Contributions to HSA Not Excludable From Income Tax Under State Law: Benefits Alerts: Hitesman & Wold, P.A. News & Events

Alerts

January 19, 2005

Contributions to HSA Not Excludable From Income Tax Under State Law

State and Federal Law Changes in 2004: Impact on Public Sector Programs

In addition to the many changes generally impacting all employers (e.g., change in definition of dependent, health savings accounts (HSAs), COBRA regulatory changes), several changes to and developments in the law in 2004 are particularly important for Minnesota public sector employers.

Retiree Coverage: Availability & Who Pays

Case Summary. This past year, the Minnesota Court of Appeals resolved a long-standing issue regarding a governmental entity’s payment for bargained retiree coverage. In Norman v. Housing and Redevelopment Authority of Chisholm, the Court of Appeals generally ruled that governmental entities may contract to pay for such coverage beyond the duration of the collective bargaining agreement in effect at the time of retirement.

Retiree health coverage is governed by two Minnesota statutes. Section 179A.20, subd. 2a prohibits governmental entities from obligating themselves to pay retiree health benefits beyond the duration of the collective bargaining agreement in effect at the time of retirement. Section 471.61, subd. 2b (a/k/a Chapter 488) addresses the availability of continuation coverage for retirees and how the cost of such coverage may be determined. In contrast to Section 179A.20, Section 471.61 recognizes a governmental entity’s ability to contract to pay for the retiree continuation coverage.

In the Norman case, the applicable collective bargaining agreement at the time of the employee’s retirement provided that the City’s health reimbursement arrangement (HRA) would pay retiree’s health insurance premiums indefinitely. Subsequently, the collective bargaining agreement expired and the HRA ceased paying the retiree’s premiums, relying upon Section 179A.20, subd. 2a. The Court of Appeals determined that Section 471.61, subd. 2b prevailed over Section 179A.20, subd. 2a and that the City could and did contract to fund the retiree’s health coverage indefinitely.

Other Impacts. The fact, clarified by Norman, that a governmental entity may agree to fund a retiree’s health coverage indefinitely has an impact on the governmental entity’s GASB OPEB liability. To the extent the governmental entity does not fund its obligation to pay such benefits with a trust, but instead pays for such benefits as they become due, GASB OPEB Statements 43 and 45 will require the unfunded future liability to be disclosed in the governmental entity’s financial statements.

Suggestions. As a result of this case, we recommend governmental employers review the language of their collective bargaining agreements to identify problems similar to the one in the Norman case. To the extent such agreements provide indefinite funding of retiree health benefits, under Norman, the employer will be required to provide that funding despite the expiration of the collective bargaining agreement. If the employer does not wish to undertake such an obligation, collective bargaining agreements should be drafted carefully to indicate the length of the employer’s commitment to provide such funding.

Retiree-Only HRAs

Note: PLRs may be relied upon only by the taxpayer requesting the ruling.

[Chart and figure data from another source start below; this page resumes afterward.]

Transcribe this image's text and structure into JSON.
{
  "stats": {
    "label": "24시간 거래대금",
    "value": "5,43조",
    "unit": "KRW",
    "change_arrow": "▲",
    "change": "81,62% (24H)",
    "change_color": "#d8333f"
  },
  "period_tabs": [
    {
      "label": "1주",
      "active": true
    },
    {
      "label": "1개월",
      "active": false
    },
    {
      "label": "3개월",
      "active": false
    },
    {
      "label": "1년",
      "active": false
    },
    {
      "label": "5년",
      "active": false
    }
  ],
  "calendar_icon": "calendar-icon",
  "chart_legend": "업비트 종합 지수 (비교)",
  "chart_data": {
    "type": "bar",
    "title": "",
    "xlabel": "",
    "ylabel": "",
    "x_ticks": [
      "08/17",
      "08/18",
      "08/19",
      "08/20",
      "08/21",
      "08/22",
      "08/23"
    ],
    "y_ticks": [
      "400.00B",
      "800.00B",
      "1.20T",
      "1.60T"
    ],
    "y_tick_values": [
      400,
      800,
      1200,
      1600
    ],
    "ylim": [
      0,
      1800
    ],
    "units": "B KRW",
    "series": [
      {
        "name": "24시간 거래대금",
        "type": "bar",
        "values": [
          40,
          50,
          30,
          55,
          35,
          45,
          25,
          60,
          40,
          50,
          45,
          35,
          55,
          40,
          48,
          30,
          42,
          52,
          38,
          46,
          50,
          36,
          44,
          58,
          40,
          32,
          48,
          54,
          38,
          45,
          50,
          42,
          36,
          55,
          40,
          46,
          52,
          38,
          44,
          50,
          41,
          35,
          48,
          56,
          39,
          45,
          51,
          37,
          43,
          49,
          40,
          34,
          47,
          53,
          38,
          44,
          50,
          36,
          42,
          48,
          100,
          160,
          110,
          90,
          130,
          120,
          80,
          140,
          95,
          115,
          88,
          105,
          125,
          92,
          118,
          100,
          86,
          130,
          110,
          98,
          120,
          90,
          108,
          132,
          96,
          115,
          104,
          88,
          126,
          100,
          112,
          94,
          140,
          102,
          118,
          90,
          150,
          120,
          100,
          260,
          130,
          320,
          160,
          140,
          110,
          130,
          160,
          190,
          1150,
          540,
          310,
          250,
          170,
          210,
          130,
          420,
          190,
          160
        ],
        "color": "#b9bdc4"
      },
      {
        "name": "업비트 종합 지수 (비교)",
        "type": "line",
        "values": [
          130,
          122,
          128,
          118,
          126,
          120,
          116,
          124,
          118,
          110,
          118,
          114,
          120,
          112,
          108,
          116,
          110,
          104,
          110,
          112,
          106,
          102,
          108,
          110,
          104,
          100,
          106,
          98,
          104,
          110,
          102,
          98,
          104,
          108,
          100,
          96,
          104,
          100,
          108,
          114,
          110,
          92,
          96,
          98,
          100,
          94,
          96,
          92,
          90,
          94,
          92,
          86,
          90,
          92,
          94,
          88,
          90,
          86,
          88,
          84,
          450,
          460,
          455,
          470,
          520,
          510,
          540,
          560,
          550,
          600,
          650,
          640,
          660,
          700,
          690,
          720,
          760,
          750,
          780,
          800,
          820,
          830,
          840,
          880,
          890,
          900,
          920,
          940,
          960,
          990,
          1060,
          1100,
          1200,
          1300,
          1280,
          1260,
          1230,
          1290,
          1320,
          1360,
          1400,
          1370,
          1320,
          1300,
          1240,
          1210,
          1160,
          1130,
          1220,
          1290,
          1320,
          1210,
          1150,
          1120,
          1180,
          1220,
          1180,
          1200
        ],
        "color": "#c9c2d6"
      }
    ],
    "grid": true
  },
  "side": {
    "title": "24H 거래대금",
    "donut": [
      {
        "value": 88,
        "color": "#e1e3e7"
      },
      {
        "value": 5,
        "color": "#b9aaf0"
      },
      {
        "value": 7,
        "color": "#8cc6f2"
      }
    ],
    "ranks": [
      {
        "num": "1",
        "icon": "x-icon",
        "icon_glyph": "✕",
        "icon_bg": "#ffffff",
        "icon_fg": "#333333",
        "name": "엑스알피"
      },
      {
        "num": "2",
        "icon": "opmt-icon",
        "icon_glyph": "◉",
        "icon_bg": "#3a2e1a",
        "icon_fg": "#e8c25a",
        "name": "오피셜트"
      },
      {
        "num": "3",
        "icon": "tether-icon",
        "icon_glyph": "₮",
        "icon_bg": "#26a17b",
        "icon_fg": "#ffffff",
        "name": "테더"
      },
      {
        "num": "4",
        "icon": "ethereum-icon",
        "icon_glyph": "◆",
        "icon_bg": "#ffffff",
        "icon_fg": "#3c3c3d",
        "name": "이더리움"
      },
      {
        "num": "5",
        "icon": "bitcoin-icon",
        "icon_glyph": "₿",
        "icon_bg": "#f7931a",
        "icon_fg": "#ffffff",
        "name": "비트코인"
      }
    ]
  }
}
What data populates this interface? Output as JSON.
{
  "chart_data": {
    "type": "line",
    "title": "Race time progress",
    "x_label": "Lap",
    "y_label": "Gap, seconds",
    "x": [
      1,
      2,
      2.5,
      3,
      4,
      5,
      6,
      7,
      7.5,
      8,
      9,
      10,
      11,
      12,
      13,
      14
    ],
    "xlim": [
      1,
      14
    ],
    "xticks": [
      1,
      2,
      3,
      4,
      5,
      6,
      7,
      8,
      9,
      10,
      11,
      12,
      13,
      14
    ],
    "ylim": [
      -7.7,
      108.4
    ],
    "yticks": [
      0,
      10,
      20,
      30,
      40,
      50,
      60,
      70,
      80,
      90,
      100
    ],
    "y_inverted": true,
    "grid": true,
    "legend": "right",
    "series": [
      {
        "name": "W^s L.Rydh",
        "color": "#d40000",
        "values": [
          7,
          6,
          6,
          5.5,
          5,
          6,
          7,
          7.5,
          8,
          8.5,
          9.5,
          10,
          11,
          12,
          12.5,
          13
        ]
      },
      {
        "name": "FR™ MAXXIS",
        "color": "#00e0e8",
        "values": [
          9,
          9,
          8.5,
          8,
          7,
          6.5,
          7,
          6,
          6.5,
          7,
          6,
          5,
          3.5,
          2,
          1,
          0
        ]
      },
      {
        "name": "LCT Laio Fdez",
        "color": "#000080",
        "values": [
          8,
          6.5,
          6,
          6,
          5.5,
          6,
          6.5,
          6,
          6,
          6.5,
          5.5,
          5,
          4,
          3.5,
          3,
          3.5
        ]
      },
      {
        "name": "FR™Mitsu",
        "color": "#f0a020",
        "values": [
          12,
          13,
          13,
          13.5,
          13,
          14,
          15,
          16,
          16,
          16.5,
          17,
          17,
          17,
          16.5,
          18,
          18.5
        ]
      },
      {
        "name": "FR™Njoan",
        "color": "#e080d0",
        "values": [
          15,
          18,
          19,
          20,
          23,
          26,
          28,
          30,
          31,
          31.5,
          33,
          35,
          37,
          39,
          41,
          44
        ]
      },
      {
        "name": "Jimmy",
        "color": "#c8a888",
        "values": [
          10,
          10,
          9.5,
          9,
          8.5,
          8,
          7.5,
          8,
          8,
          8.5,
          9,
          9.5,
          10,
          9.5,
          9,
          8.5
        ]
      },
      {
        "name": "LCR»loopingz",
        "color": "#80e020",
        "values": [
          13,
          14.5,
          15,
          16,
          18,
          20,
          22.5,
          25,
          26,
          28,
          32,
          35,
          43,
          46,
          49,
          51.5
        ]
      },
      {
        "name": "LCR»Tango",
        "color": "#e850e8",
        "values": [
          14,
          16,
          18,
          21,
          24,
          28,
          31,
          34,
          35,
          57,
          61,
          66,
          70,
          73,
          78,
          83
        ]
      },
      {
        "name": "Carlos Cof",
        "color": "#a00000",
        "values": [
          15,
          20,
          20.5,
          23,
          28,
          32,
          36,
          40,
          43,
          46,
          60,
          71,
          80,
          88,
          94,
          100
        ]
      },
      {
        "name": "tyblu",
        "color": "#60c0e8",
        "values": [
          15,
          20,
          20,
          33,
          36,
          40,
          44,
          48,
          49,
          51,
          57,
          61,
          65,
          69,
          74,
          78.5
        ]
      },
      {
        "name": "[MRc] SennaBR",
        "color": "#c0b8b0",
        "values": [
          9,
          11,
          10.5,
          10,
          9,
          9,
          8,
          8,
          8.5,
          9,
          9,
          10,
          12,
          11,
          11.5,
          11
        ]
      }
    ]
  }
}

Nevertheless, this PLR confirms the position of the IRS on retiree-only HRAs.

During the last week of 2004, the IRS released a private letter ruling (PLR) approving a retiree-only HRA. The plan approved by the PLR was a plan established for the purpose of reimbursing only medical expenses that were incurred after retirement or other termination of employment. No benefits were payable during the employee’s employment with the employer. Although the IRS had previously indicated indirectly that retiree-only HRAs were allowed (in guidance on health savings accounts), this is the first IRS guidance specifically approving such a plan.

The ruling is also noteworthy because the IRS made a point of commenting about the issue of death benefits. The IRS stated: “Moreover, we are specifically not ruling on whether contributions, coverage, and payments or reimbursements will be excludable from gross income under §§106 and 105 if any amounts may be provided under the Plan to anyone other than [employees] and the spouses and dependents of [employees] or the surviving spouses and dependents of [employees].” This statement by the IRS is unusual because the plan did not provide amounts to anyone other than employees and their spouses and dependents. Therefore, the comment on death benefits was unnecessary. We read the inclusion of this statement to be an acknowledgement by the IRS that the issue of death benefits is a concern of employers about which guidance is needed. However, until such guidance is issued, there is no authority for allowing access to an HRA account by a designated beneficiary other than the employee’s spouse and dependents.